Following the July 2014 collapse of Pop Star Tulisa Contostavlos’ drugs trial, Royle along with other potential victims of Mazher Mahmood’s dishonest and illegal activities were sent a disclosure pack by the Crown Prosecution Service.
His lawyers at the time then submitted the case to the Criminal Cases Review Commission, an application which was finally rejected in June 2018.
Since then Royle has been seeking legal advice and also obtaining further evidence, which he says include “documents that illustrate that vital evidence was never forensically tested despite claims by the CPS to the contrary.”
In a statement issued today, Royle’s camp says: “The documents illustrate errors and inaccuracies galore in the original proceedings against him, along with strong evidence that the CPS and Police failed to disclose vital evidence to him at the time of his arrest and court proceedings.”
All of this is covered in the Renewed Grounds of Appeal sent to the Royal Courts of Justice which given the Bank Holiday will arrive with them on Tuesday 28th May 2019.
Furthermore, Royle has sent letters to the MET Police, CPS, Attorney General, Minister for DCMS, Shadow Minister for DCMS and other parties ‘demanding an official inquiry into the dishonesty, deception and illegal methods used by Mazher Mahmood’ and also urging that Leveson Inquiry Part Two should be reinstated.
Mazher Mahmood was an undercover journalist who has been accused of setting people up for stories.

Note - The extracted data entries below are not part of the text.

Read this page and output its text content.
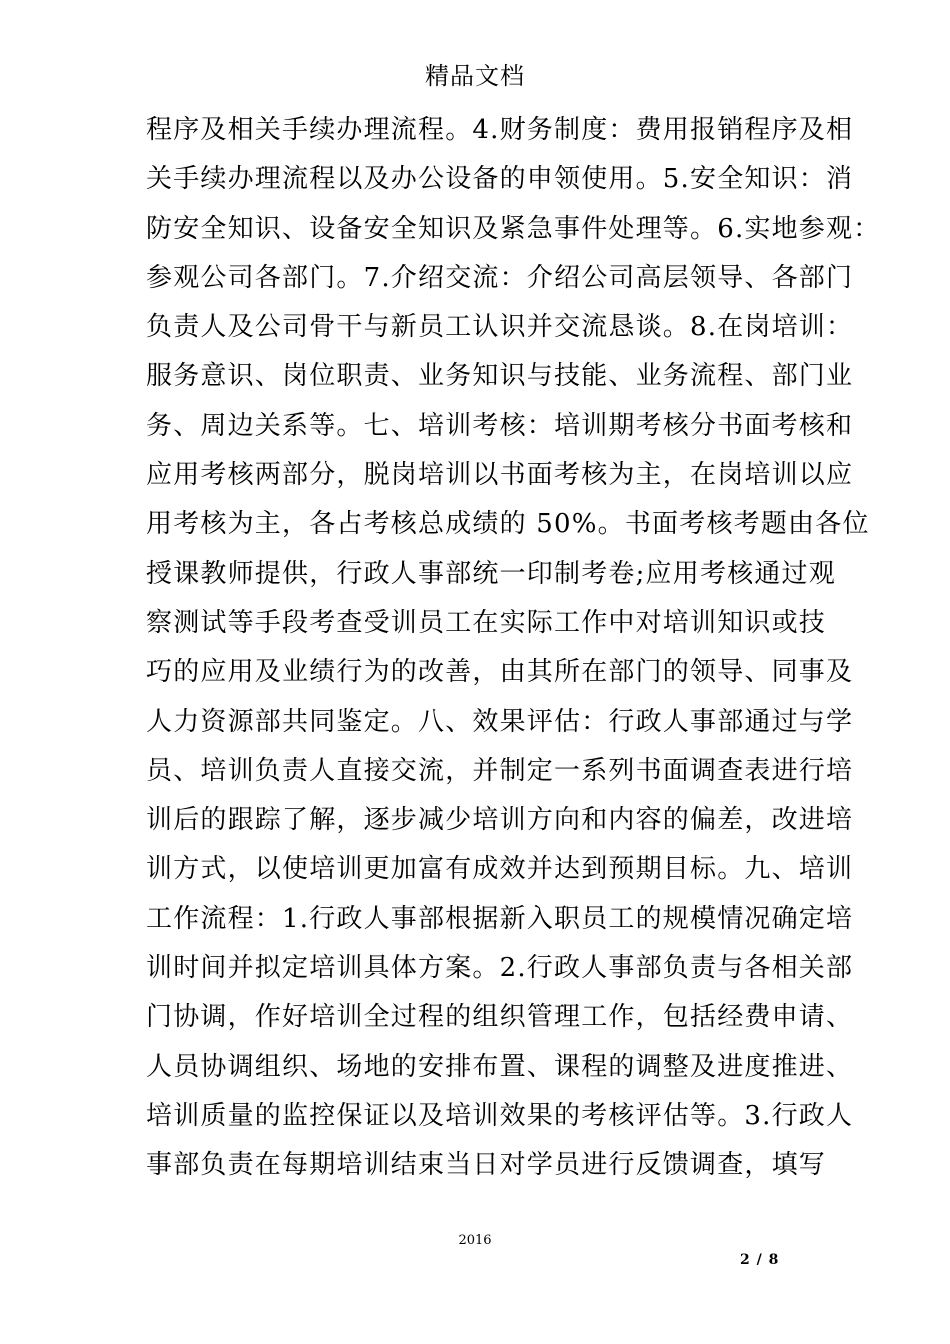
精品文档
程序及相关手续办理流程。4.财务制度：费用报销程序及相
关手续办理流程以及办公设备的申领使用。5.安全知识：消
防安全知识、设备安全知识及紧急事件处理等。6.实地参观：
参观公司各部门。7.介绍交流：介绍公司高层领导、各部门
负责人及公司骨干与新员工认识并交流恳谈。8.在岗培训：
服务意识、岗位职责、业务知识与技能、业务流程、部门业
务、周边关系等。七、培训考核：培训期考核分书面考核和
应用考核两部分，脱岗培训以书面考核为主，在岗培训以应
用考核为主，各占考核总成绩的 50%。书面考核考题由各位
授课教师提供，行政人事部统一印制考卷;应用考核通过观
察测试等手段考查受训员工在实际工作中对培训知识或技
巧的应用及业绩行为的改善，由其所在部门的领导、同事及
人力资源部共同鉴定。八、效果评估：行政人事部通过与学
员、培训负责人直接交流，并制定一系列书面调查表进行培
训后的跟踪了解，逐步减少培训方向和内容的偏差，改进培
训方式，以使培训更加富有成效并达到预期目标。九、培训
工作流程：1.行政人事部根据新入职员工的规模情况确定培
训时间并拟定培训具体方案。2.行政人事部负责与各相关部
门协调，作好培训全过程的组织管理工作，包括经费申请、
人员协调组织、场地的安排布置、课程的调整及进度推进、
培训质量的监控保证以及培训效果的考核评估等。3.行政人
事部负责在每期培训结束当日对学员进行反馈调查，填写
2016
2 / 8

He was convicted of conspiracy to pervert the course of justice relating to the Tulisa case and was jailed in 2016.
Royle, a stage hypnotist, has previously done media alongside the Spice Girls, Robert De Niro, and Princess Diana. His 1999 convictions were under the Forgery and Counterfeiting Act after he met Mahmood at a hotel in Manchester and handed over £1,000 in counterfeit coins, in which he claims was a publicity stunt.